I live in central jersey now. I am highly considering taking a law enforcement job for the NYPD (which would require me to change my residence to NY) before or after I get my bachelor's. anyway, my instincts made me look online at the jkd academies out there.
there is the new york martial arts academy in manhattan. 

I would imagine I'll be paying more than what I do now, but it has no limitations on attendance. (much like the one I go to now)
has anyone gone there?

someone from my the place I go to now mentioned this place called "progressive"  or progressive martial arts in queens, ny. he said it was really good and the sifu knew jkd, kali, silat etc and is certified by inosanto. however, I could not find a website to this place.

thoughts?


----------



## Emptyhand (Nov 13, 2008)

I have no clue of the geography of New York, but there is a Progressive Martial Arts in Fresh Meadows, NY.

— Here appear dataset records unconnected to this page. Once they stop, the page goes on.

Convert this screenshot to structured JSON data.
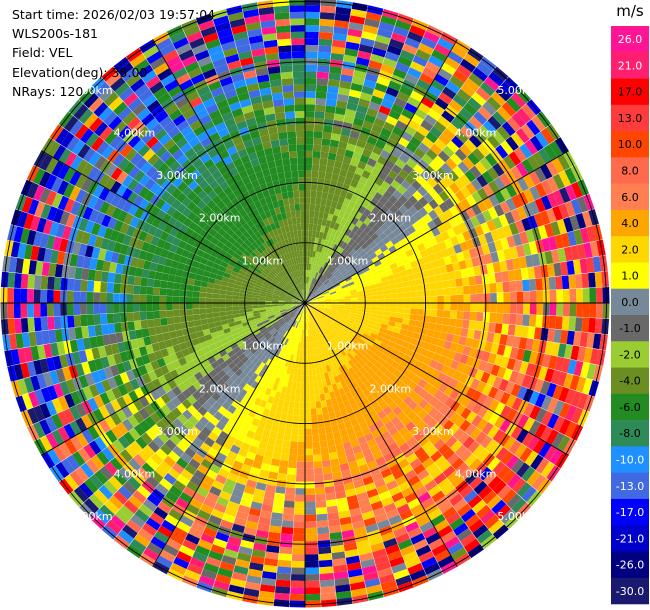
{
  "info": {
    "start_time": "Start time: 2026/02/03 19:57:04",
    "instrument": "WLS200s-181",
    "field": "Field: VEL",
    "elevation": "Elevation(deg): 35.00",
    "nrays": "NRays: 120"
  },
  "chart_data": {
    "type": "heatmap",
    "projection": "polar",
    "field": "VEL",
    "n_rays": 120,
    "range_rings_km": [
      1,
      2,
      3,
      4,
      5
    ],
    "range_labels": [
      "1.00km",
      "2.00km",
      "3.00km",
      "4.00km",
      "5.00km"
    ],
    "colorbar": {
      "unit": "m/s",
      "ticks": [
        "26.0",
        "21.0",
        "17.0",
        "13.0",
        "10.0",
        "8.0",
        "6.0",
        "4.0",
        "2.0",
        "1.0",
        "0.0",
        "-1.0",
        "-2.0",
        "-4.0",
        "-6.0",
        "-8.0",
        "-10.0",
        "-13.0",
        "-17.0",
        "-21.0",
        "-26.0",
        "-30.0"
      ],
      "colors": [
        "#ff1493",
        "#ff1f6e",
        "#ff0000",
        "#ff3b3b",
        "#ff4500",
        "#ff6a4d",
        "#ff7f50",
        "#ffa500",
        "#ffd700",
        "#ffff00",
        "#778899",
        "#696969",
        "#9acd32",
        "#6b8e23",
        "#228b22",
        "#2e8b57",
        "#1e90ff",
        "#4169e1",
        "#0000ff",
        "#0000cd",
        "#000080",
        "#191970"
      ]
    },
    "velocity_pattern": {
      "min_velocity": -30,
      "max_velocity": 30,
      "positive_sector_direction": "south-east",
      "negative_sector_direction": "north-west"
    }
  }
}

Here are other listings for JKD in NY. Perhaps call some of them and see how close they are to where you will live?

http://www.martialartsny.com/queens/jkd.html

Good luck.


----------



## akatrk (Nov 14, 2008)

Here is the website you were looking for.

http://www.pmajkd.com/


----------



## Glycerine0160 (Nov 14, 2008)

Yeah, that's the one.
Well if I do go NY

I'll probably like this progressive more. It's much smaller, 8 students per group and the sifu knows his weapons. My friend said he is in dog  brothers, which means he's one of the top stick users in the country. 

But I'll check a few out. Would rather go off my judgement than fully off someone else's.


thanks for the help.


----------